Ob die Reaktion auch nur annähernd angebracht war und ob Frauen von ihren Männern noch immer – auch handgreiflich – verteidigt werden sollen oder müssen, ist seither eine Frage, die heftig diskutiert wird. Ein Grund, warum das Thema so erregt, ist aber sicher auch die Tatsache, dass fast alle Menschen immer wieder Übergriffe erleben.

Eine spontane Ohrfeige coram publico ist es wohl in den seltensten Fällen. Aber verbale Übergriffe erleben wir eigentlich ständig, selbst oder als Zusehende. Etwa wenn Vorgesetzte ihre Machtposition ausnutzen und einen Menschen niedermachen. Wenn einem in einer Sitzung ins Wort gefallen und das eigene Argument zunichtegemacht wird. Oder wenn man sich, egal ob mit oder ohne Publikum, verletzende, beleidigende und herabwürdigende Bemerkungen anhören muss. Dazu kommen dann noch die körperlichen Übergriffe, die vor allem Frauen kennen. Der Pograpscher ist leider immer noch viel zu weit verbreitet.

Kampf, Flucht oder Lähmung

Die Menschen reagieren sehr unterschiedlich auf solche Übergriffe. Einige verteidigen sich tatkräftig – wie Will Smith es getan hat. Andere ziehen sich zurück und versuchen den Vorfall wegzuschieben. Wieder andere bleiben im Moment sprachlos, verfallen in eine Art Schockstarre. Und später fällt ihnen ein, was sie hätten tun sollen.

"Wird man angegriffen, schrillt im Gehirn eine Art Alarmsystem, das im Reptiliengehirn sitzt, einem Hirnteil, der sich seit den Reptilien nicht mehr weiterentwickelt hat. Der Kampf- oder Flucht-Reflex wird aktiviert, man reagiert dann im Affekt, hat keinen Zugriff auf das rationale Denkvermögen. Man kann in dem Moment nicht bewusst entscheiden, und die Reaktionen können überschießen", erklärt Kerstin Schuller, Klinische Psychologin bei Instahelp, der Plattform für psychologische Beratung online.

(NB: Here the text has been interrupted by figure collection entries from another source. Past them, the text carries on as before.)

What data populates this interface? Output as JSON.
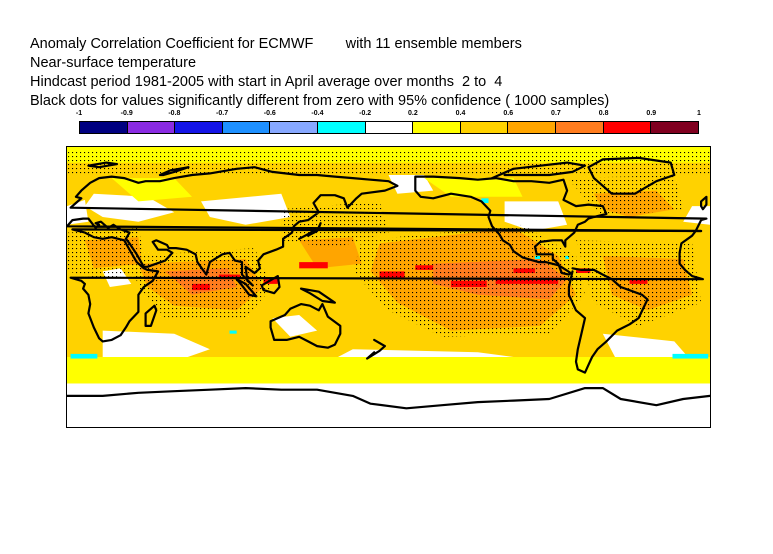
{
  "title": {
    "line1": "Anomaly Correlation Coefficient for ECMWF        with 11 ensemble members",
    "line2": "Near-surface temperature",
    "line3": "Hindcast period 1981-2005 with start in April average over months  2 to  4",
    "line4": "Black dots for values significantly different from zero with 95% confidence ( 1000 samples)"
  },
  "legend": {
    "tick_labels": [
      "-1",
      "-0.9",
      "-0.8",
      "-0.7",
      "-0.6",
      "-0.4",
      "-0.2",
      "0.2",
      "0.4",
      "0.6",
      "0.7",
      "0.8",
      "0.9",
      "1"
    ],
    "colors": [
      "#000080",
      "#8a2be2",
      "#1414e6",
      "#1e90ff",
      "#87a8ff",
      "#00ffff",
      "#ffffff",
      "#ffff00",
      "#ffd200",
      "#ffa500",
      "#ff7c1e",
      "#ff0000",
      "#800020"
    ]
  },
  "map": {
    "projection": "equirectangular",
    "lon_range": [
      0,
      360
    ],
    "lat_range": [
      -90,
      90
    ],
    "colors": {
      "ocean_background": "#ffd200",
      "low_white": "#ffffff",
      "weak_yellow": "#ffff00",
      "moderate_orange": "#ffa500",
      "strong_orange": "#ff7c1e",
      "high_red": "#ff0000",
      "negative_cyan": "#00ffff",
      "coastline": "#000000",
      "significance_dots": "#000000"
    }
  }
}
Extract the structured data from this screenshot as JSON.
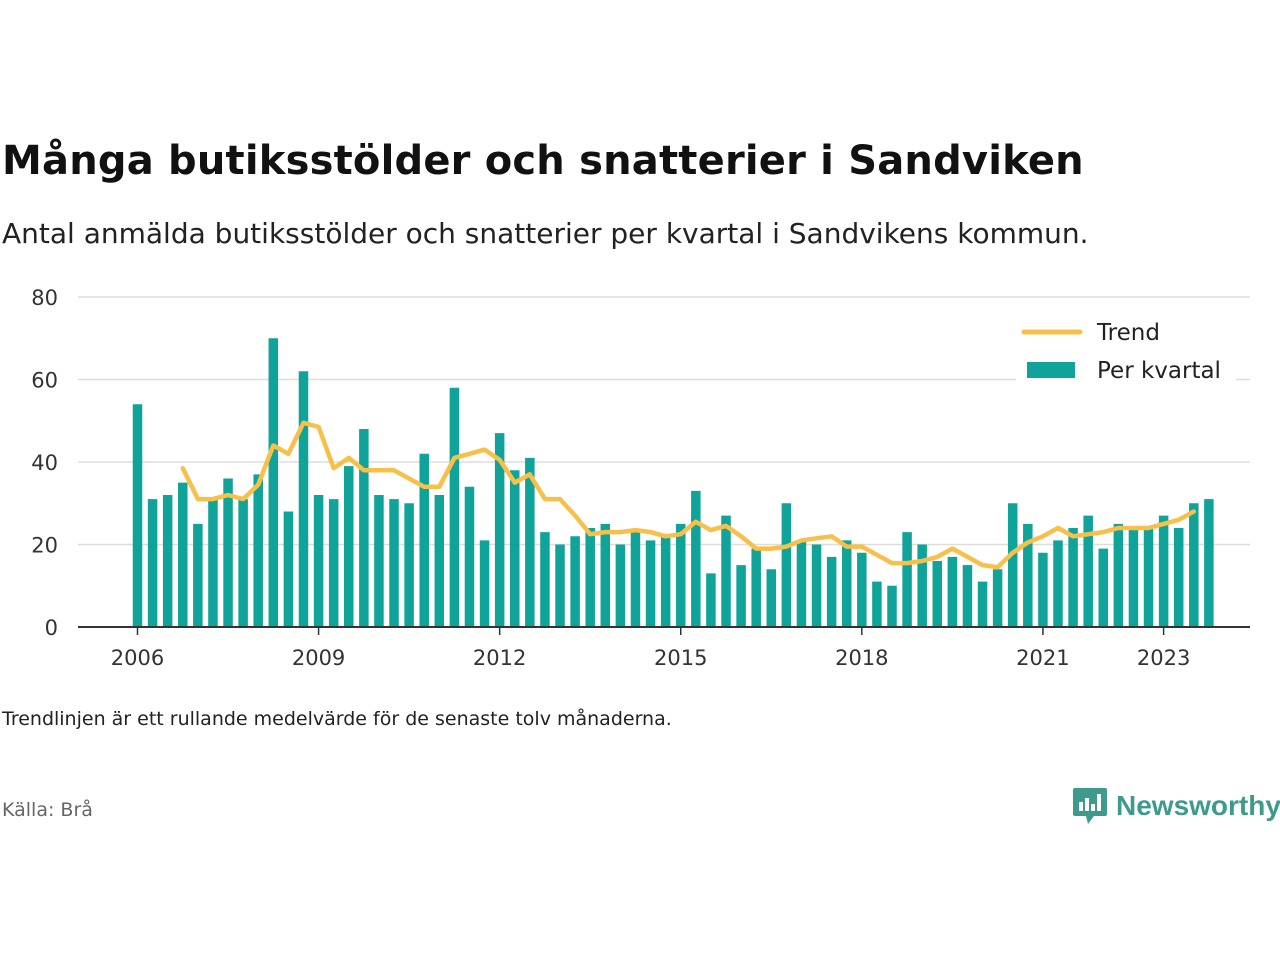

Merkt man, dass man von seinen Emotionen überrollt zu werden droht, hilft es, sich kurz aus dem Geschehen herauszunehmen: "Man sollte versuchen, kurz innezuhalten, ein paarmal tief durchatmen, vielleicht einen Schritt zurückgehen. Dieser kurze Moment reicht aus, damit der Zugang zum rationalen Verstand wieder offen ist und man bewusst entscheiden kann", weiß Schuller.

Tief durchatmen

Vor allem das Atmen hilft, sich aus der Überrumpelung zu befreien und den Kontakt zur Situation wiederherzustellen, mit jeder Sekunde, die vergeht, kann man wieder bewusster entscheiden: "Dann kann man immer noch heftig reagieren, etwa sein Gegenüber anschreien, aber man hat sich dann bewusst dafür entschieden. Es ist in jedem Fall besser, besonnen und bewusst zu reagieren und nicht womöglich Gleiches mit Gleichem zu vergelten." Und Schuller betont auch, dass Gewalt, mit der einzigen Ausnahme, wenn man körperlich attackiert wird, nie eine Lösung ist: "Wird man körperlich angegriffen, nachts im Park etwa, dann darf und soll man sich auch zur Wehr setzen."

Wie soll man dann aber reagieren? Indem man, nach kurzer Besinnung, die eigenen Emotionen, die der Übergriff hervorgerufen hat, in aller Deutlichkeit kommuniziert. Etwa indem man sagt "Ich will das nicht, weil mich das verletzt" oder "Ich lasse mich so nicht behandeln". Und Schuller betont: "Diese Reaktion darf ruhig mit Nachdruck sein, sowohl in der Wortwahl als auch in der Lautstärke. Aber es ist wichtig, dass man dabei in Ich-Botschaften spricht und möglichst gezielt auf die Situation reagiert."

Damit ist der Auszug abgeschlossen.